Zudem kommen noch die unverschämten Kosten auf mich zu, wenn ich alle Anbieter abonieren wollen würde. (Im Vergleich: Magentasport überträgt für 10€ im Monat alle nationalen und internationalen Spiele im Basketball)
4. Früher Vereinsfokussierung, zukünftig Spielerfokussierung:Der Fußball verkommt langsam zur One-Man-Shows von Stars. Die Vereine haben aktuell keine Oberhand mehr, wenn es um Spielertransfers geht. Abwechslungswillige Spieler bleiben vom Training fern oder zeigen so lange lustlose Auftritte, dass der Verein gezwungen wird, diesen entgegen des Vereinswohls zu verkaufen.
Dies begünstigt die Söldnermentatlität der einzelnen Spieler, reduziert die Identifikation der SPieler mit den Vereinen und vor allem: Es dreht sich auch bei den Fans weniger um den Verein als solches, sondern eher um die Spieler.

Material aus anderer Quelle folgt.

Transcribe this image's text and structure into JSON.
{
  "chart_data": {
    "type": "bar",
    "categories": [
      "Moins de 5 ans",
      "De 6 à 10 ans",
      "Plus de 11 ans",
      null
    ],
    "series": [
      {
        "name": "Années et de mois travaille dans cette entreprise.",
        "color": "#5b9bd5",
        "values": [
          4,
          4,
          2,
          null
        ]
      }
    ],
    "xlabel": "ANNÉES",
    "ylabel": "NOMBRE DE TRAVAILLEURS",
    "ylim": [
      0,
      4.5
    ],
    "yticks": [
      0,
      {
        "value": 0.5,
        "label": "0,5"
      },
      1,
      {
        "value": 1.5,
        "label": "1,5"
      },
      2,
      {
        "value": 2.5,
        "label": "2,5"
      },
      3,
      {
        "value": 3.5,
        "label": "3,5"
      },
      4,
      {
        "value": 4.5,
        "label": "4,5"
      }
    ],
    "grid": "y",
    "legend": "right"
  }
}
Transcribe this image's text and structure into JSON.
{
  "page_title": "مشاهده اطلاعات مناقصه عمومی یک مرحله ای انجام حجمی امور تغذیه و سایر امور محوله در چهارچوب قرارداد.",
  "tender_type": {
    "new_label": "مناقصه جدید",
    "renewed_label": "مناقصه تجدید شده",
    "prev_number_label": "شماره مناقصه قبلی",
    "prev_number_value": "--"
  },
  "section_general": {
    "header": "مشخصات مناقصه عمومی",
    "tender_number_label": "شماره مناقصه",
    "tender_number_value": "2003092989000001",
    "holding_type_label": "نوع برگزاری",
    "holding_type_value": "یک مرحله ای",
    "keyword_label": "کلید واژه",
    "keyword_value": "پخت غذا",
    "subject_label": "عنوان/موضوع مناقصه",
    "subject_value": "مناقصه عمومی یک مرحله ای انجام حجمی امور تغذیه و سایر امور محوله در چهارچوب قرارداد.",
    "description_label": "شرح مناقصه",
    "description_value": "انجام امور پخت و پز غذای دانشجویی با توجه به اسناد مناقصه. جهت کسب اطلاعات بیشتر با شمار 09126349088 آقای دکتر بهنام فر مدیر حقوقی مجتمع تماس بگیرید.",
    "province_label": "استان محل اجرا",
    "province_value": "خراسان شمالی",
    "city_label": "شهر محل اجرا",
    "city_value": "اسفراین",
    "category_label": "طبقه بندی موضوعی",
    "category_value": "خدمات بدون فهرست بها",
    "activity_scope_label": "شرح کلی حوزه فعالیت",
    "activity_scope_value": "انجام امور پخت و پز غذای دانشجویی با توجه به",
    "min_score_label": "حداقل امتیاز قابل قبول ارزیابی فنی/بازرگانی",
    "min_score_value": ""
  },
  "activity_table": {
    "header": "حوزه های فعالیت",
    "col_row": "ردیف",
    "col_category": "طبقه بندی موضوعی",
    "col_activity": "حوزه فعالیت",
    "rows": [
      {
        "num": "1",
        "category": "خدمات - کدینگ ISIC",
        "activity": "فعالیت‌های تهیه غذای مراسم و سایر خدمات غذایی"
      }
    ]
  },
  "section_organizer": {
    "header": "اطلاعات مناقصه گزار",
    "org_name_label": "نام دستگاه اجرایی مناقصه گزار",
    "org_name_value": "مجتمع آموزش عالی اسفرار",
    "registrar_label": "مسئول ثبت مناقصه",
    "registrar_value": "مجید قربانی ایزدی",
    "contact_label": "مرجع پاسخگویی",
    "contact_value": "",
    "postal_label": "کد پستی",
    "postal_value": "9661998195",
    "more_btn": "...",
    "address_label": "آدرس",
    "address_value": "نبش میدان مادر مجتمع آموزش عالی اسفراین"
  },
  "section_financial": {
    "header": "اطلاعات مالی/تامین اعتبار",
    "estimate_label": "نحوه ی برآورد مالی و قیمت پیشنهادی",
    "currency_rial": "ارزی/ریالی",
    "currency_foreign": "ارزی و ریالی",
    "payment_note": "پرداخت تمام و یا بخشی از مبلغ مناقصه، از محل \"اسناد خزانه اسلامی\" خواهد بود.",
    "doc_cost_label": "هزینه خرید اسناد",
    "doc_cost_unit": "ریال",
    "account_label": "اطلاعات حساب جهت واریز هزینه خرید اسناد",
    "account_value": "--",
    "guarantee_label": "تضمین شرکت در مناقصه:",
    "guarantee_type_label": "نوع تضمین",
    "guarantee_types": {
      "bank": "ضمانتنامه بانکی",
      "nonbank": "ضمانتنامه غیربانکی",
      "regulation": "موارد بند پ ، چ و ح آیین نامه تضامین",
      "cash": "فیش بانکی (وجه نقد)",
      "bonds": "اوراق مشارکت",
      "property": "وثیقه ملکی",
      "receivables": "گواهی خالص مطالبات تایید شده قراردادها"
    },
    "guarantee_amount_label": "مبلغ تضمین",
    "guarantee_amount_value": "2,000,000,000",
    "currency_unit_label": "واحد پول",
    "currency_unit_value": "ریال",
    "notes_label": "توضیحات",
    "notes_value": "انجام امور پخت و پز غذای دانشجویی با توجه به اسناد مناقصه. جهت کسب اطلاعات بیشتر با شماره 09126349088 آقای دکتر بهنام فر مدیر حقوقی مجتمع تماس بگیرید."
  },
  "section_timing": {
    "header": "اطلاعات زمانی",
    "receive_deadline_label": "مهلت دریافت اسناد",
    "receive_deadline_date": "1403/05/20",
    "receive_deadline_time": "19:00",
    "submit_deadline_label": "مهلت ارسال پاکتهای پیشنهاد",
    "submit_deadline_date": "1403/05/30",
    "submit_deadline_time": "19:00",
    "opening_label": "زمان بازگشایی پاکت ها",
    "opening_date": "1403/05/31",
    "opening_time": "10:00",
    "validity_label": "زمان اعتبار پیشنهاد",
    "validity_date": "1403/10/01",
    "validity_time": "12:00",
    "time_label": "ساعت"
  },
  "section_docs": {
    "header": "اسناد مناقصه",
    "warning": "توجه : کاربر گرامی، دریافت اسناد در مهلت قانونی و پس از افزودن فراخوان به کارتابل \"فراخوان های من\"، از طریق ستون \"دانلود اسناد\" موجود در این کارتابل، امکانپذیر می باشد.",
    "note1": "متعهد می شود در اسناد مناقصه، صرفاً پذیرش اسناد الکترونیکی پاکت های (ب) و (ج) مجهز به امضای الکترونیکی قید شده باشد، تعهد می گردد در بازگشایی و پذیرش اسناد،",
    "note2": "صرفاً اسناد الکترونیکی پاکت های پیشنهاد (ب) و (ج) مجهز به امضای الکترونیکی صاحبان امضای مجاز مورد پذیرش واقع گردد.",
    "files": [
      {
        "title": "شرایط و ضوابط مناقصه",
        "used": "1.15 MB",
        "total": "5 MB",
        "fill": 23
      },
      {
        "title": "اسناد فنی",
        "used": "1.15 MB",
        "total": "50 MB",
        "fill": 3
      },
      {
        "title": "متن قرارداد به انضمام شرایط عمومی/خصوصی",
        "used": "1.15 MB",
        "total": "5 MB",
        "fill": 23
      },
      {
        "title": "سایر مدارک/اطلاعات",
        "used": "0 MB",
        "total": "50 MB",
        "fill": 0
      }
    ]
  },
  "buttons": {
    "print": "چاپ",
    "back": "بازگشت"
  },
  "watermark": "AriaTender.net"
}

6. Gähnende Langeweile, außer es geht um den Abstieg:Die internationalen Wettbewerbe sind langweilig. Seit dem Sieg von Wolfsburg 2008/09 gab es keine überraschenden Sieger mehr. 8 Jahre in Folge gewinnt der ewige deutsche Meister Bayern München die Meisterschaft. Für mich ist der Wettbewerb, der das wöchentliche Fußballgescehen abbildet nicht mehr interessant. Einziger Nervenkitzel ist der Abstieg.
8. Diskussionskultur:Die Diskussionskultur in den Fußballforen ist derartig gesunken. Die Diskussionen sind kaum noch wirklich sachlich und fachlich geprägt, sondern sind von persönlichen Anfeindungen und Streitigkeiten geprägt. Anstatt sich mit den fachlichen Dingen zu beschäftigen, wird meist darauf verwiesen erstmal vor der eigenen Tür zu kehren. In Hannover sind darüber hinaus fast alle Diskussionen von der Auseinandersetzung und Anfeindungen Richtung Martin Kind zu lesen. MK als Sündenbock für alles.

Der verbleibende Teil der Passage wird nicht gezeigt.